There are several reasons. First, and foremost, I want to help my running mate, Chris Bobbitt, get elected because I believe we need more voices on council, someone who understands what young families need, someone who wants to innovate and move us forward.
And then, there are the two young girls we met along the way. I introduced myself as the mayor and they instantly went into their homes to tell their parents that they had met me and that they had to come meet me too. They then helped us finish the route, telling us which of their neighbors weren’t home so we didn’t waste time at their doors.
Going door to door isn’t just about asking for votes, it’s about being responsible to your electorate and about making sure that you are truly representing them. Too often, people chalk this time of year up to “silly season.” And with Donald Trump all over the news, it’s easy to see why, but when people just chalk it up to that time of year when all the politicians come out, we are all worse off.
People should expect their leaders to ask for their vote and, as elected leaders, we should be making sure we ask for that personally, as often as possible. Luckily, I generally meet people who are happy that their mayor is at their door. But, sadly, there are those who are upset by the intrusion. I’m always sad about those because, no matter what party you belong to, we should be having a dialogue. So I’ll keep knocking on doors to have that dialogue.
Lastly, those girls were excited not just to meet their mayor, but they were excited because she was a “girl.” And, if nothing else, I’ll keep getting out there because more girls need to see woman out there doing these jobs. They got to meet not only me but also County Clerk Paula Sollami Covello.

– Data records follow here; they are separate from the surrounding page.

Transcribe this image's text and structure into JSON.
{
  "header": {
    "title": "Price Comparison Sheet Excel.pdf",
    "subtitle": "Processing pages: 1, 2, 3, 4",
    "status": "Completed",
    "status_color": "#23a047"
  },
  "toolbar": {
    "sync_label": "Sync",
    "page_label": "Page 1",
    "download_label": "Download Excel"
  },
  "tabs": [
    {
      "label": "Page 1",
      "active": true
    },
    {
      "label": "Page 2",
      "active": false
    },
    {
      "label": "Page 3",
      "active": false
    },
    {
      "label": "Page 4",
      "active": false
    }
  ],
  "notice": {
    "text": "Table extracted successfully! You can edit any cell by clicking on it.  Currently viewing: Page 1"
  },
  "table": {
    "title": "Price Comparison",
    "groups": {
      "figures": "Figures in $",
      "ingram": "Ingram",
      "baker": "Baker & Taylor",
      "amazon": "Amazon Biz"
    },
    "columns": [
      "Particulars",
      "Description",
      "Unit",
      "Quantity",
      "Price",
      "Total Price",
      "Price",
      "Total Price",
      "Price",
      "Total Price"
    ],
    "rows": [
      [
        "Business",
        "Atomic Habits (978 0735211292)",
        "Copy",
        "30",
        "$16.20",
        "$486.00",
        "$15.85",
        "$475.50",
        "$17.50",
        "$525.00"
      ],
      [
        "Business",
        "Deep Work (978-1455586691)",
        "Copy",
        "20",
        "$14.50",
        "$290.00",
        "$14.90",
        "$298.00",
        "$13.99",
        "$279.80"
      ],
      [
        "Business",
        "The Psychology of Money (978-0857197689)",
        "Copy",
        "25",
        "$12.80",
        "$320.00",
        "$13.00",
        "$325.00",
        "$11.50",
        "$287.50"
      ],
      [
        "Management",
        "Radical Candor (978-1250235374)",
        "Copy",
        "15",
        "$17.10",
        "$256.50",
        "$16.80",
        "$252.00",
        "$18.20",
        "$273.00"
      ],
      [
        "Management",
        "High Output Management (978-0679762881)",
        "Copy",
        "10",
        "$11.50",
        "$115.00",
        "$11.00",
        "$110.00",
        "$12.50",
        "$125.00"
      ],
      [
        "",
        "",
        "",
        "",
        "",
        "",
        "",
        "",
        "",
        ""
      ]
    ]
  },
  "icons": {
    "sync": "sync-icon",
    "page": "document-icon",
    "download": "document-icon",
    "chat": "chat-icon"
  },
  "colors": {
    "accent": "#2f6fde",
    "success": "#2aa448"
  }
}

We need to show young girls that they can be leaders before they even think about questioning the possibility. Thankfully, here in Mercer, we have lots — many whom are on the ballot this year, including myself, Assemblywoman Liz Muoio, County Clerk Paula Sollami Covello, Freeholder Ann Cannon, Julie Blake in Hopewell Township, Deb Lehman in Hopewell Borough, Deborah Gnatt in Pennington, Ayesha Hamilton and Alison Miller in West Windsor, Amy Inman and Jo Anne Bruno in Hamilton, Councilwoman Heather Howard in Princeton, Susan Bluth in Hightstown and Mayor Janice Mironov in East Windsor.